Anwar Maqsood’s wordplay is unrivaled.
His writing is legendary, a riveting combination of wit, flair for political satire and unadulterated Urdu that others may try to replicate but are unable to do so. Every word he writes is carefully weighed to deliver impact; the one-liners, the anecdotes and the pauses laced with patriotic emotion.
He is writing one such script when I go to meet him. There are papers strewn around him, etched with lines upon lines of Urdu dialogue. He’s writing the final scene for a play that is about to be staged this August.
With Kyon Nikala?, Maqsood returns to stage after three and a half years, collaborating once again with Dawar Mehmood of KopyKats Productions.
“People are wondering if the title of the play is referring to Nawaz Sharif but it isn’t,” he says. “It’s the story of a Bengali servant who has been working in the house of a PML-N worker in Lahore for 30 years.
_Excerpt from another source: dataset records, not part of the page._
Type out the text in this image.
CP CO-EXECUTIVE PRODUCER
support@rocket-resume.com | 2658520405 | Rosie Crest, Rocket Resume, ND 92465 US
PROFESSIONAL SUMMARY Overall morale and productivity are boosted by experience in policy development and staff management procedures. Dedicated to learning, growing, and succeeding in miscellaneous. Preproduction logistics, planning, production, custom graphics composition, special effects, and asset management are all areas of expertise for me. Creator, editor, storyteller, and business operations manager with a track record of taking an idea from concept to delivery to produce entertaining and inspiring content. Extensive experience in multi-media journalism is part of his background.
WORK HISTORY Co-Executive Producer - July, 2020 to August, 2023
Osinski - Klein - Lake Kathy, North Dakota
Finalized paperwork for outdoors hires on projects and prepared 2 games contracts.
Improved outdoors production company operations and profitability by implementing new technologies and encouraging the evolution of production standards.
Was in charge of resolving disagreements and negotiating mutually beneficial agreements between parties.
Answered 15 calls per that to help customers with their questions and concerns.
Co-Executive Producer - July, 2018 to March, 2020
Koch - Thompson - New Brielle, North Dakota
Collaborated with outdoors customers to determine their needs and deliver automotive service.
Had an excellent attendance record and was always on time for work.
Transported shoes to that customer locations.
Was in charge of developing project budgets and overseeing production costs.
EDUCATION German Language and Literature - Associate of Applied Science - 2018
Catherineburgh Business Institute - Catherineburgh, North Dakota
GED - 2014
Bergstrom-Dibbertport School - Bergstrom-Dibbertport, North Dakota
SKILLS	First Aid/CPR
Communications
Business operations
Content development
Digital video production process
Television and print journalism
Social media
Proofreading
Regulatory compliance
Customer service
The story is about him and because we’re about to have elections, it is themed around elections.
"All the various political parties are there – PML-N, People’s Party, Imran Khan, Fazal-ur-Rehman and the MQM – and it comments on what actually happens during elections, how money ensures wins and declarations are made.”
Will he be changing the ending of his play once the elections take place later this month and the results are released? “Regardless of the results, my play will remain the same,” he says. “I do hope that the elections manage to take place on time and safely.”
He is, it seems, quite preoccupied with the elections. Politics have always interested him and much of his written work is dominated by blunt commentaries on current affairs. Even now, our conversation flits often towards the current political scenario.
Regardless of the election results, my play will remain the same, says Anwar Maqsood of 'Kyun Nikala'
“Look at what’s going on; how a political party may say that it represents the youth but can’t summon any young leaders to represent it. It has enlisted aged representatives in a bid to win. Still, I believe that Imran Khan may offer a ray of hope because he is not corrupt when it comes to money.”
He continues, “My loyalties are not to any one province or political party; they are to my country. These are all things that I write about and people listen to me because I am wholeheartedly Pakistani.”
His large fan following has ensured that each and every play that he has penned for stage so far – six in all – have run to full houses across the country. He can veritably be credited for having revived the culture for theatre-going – his Pawnay 14 August created quite a furor back in 2012 and ever since, his scripts have particularly ensured full houses.
“People came to watch Pawnay 14 August the way they watch movies,” he recalls. “Before that play, I had never written for stage. Many people had approached me, among them Alhamra and the Arts Council, asking me to write stage plays but I had refused, focusing on TV. But then, these boys from Islamabad came up to me and asked me to write a script for them. I didn’t know them at all but they were very persistent. They performed a few scenes from my past play Aangan Terha for me and then a few scenes from Half Plate. Finally, I agreed. That’s how things started out.”
So far, all of Maqsood’s scripts have been enacted on stage by Kopykats Productions and yet, after his last play with them, Siachen, he chose to take a sabbatical. The writer is infamous for being protective about the scripts that he writes and according to him, the boys had started changing the words in his scripts.
“It’s something that I cannot allow. I need a script to be enacted the way that I have envisioned it and even famous directors like Shoaib Mansoor, Mohsin Ali and Nasir Hussain have never changed my words. But these boys had started doing it and I felt that I needed to take a break.”
“Moin Akhtar and I filmed a total of 397 episodes of Loose Talk and my script would be extremely detailed. I needed him to cough only at a certain point, to place his foot angrily on the table at a particular time, to bang the table with his hand just when I wanted to. I told him that, ‘Moin, you can only cough at a certain time. Even if you genuinely want to cough before this, don’t do it’. And he always followed the instructions to a tee.”
“With live stage performances, everything cannot be controlled. It’s why I have, to this date, never seen any one of my plays. But I do know that Dawar Mehmood is a very talented director and he knows how to make his cast act. This new play has new actors in the cast as well as some who have worked with KopyKats before. I hope that they manage to enact the story well.”
People came to watch Pawnay 14 August the way they watch movies, says Anwar Maqsood
Additionally, Maqsood is currently working on various skits with mimic and actor Syed Shafaat Ali in a series called Faisla Mehfooz Hai that is being aired on ARY TV. “With the elections coming up, there’ll be episodes covering every political party,” he says.
And after the elections, there will be Kyon Nikala? He is also planning to write Sarrhay 14 August – which will probably be the last episode in the 14 August omnibus that he started with KopyKats six years ago.
Genuinely original comedy with doses of patriotism, penned especially for Pakistan, is rare. In fact, it would be completely true to say that Maqsood stands alone in this genre. May his work continue – for the love of entertainment, for the love of Pakistan.